Thank you. So could I reframe what you said by saying that at the bottom end of the range that short-term revenue order book wouldn't be needed as much and it's based on revenues signed, whereas at the top end of the revenue range you'd need some of that short-term order book to convert and be delivered? Is that fair?

Yes.

Speaker 4

Okay. And then just last one for me, before I hop back into the queue. Page 29, again, the illustrative chart showing that the cash position the liquidity position will be higher in Q4 implying net debt will be lower. Could you give us a sense perhaps of a range of net debt numbers that we might expect at the end of the year? And is there any other milestone or other large cash receipts expected in the fourth quarter?

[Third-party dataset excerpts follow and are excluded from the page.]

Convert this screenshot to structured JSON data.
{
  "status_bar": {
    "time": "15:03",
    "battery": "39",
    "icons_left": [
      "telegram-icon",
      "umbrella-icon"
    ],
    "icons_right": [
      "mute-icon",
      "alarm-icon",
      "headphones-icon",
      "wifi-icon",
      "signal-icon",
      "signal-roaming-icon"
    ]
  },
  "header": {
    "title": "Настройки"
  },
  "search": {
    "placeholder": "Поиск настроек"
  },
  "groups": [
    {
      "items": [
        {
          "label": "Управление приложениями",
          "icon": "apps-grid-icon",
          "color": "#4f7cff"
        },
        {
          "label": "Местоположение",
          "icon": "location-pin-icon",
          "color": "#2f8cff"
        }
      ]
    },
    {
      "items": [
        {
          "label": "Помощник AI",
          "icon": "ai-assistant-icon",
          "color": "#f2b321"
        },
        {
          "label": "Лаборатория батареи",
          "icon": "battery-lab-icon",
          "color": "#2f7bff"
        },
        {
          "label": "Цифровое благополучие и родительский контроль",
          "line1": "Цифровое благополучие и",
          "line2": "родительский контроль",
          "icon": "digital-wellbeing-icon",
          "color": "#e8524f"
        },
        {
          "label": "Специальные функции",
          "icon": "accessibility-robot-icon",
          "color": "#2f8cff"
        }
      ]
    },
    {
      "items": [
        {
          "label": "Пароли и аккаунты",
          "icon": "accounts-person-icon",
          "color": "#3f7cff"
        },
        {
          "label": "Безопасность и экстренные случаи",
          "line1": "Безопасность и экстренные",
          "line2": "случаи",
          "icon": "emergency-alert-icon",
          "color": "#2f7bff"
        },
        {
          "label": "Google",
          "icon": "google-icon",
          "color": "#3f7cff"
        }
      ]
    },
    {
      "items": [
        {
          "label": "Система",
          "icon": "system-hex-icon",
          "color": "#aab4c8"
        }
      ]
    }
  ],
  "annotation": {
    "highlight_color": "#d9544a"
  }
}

So for the forecasted net debt leverage at the end of this year we have set in motion a strong liquidity plan that has been outlined also earlier in the presentation as part of a new pillar of the reset strategy. I would say that the net debt is expected to reduce significantly until year-end as per current status. We will keep you updated when everything and each initiative will realize and materialize, but there are several optimizations already done. I mentioned the R&D factoring for €50 million that is already confirmed in Q4 in October it's already in our books and more to come. So based on that you need to forecast and plan for a net debt level that will significantly reduce by the end of the year.

Speaker 4

Thank you very much.

Speaker 5

Thanks for taking the questions. I have two as well. First, I want to ask a little bit about the more near-term market environment. You spent a lot of time talking about Evotec-specific operational changes and you just discussed your near-term visibility. But if you take a step back and just sort of look at broader Biotech Pharma market conditions a lot of your peers and counterparts have talked about the persistent pressures in the market over the last several quarters. Could you give an update on that as you saw it through 3Q, as you've seen it through the first five weeks of the fourth quarter? What's underlying demand trends? And what's your expectation of that going into 2025? Are you forecasting some recovery and improvement in biotech and pharma spending and outsourcing? That would be helpful.

Thanks Michael. You said you have two questions, can you raise the second one as well so we can do it at one time?

Speaker 5

Yeah. Sure. I'll ask the second one. Let's kind of tie to the answer to the first one, but I'll throw it upfront as well. The second one is the process of headcount reduction, the site reduction, and the cost control that all makes sense given the context of everything that's happened over the last couple of quarters. But how do you balance some of those cost controls and the risk of leading to deeper cuts in performance, meaning this is an industry where you need to continue to invest in new technologies and new capabilities. You highlight a lot of the strengths that Evotec has built up over the years in terms of PanOmics, iPSC. So how do you juggle that and make sure that you're not cutting too deep and not risking hurting some of that technological and scientific edge? Thanks.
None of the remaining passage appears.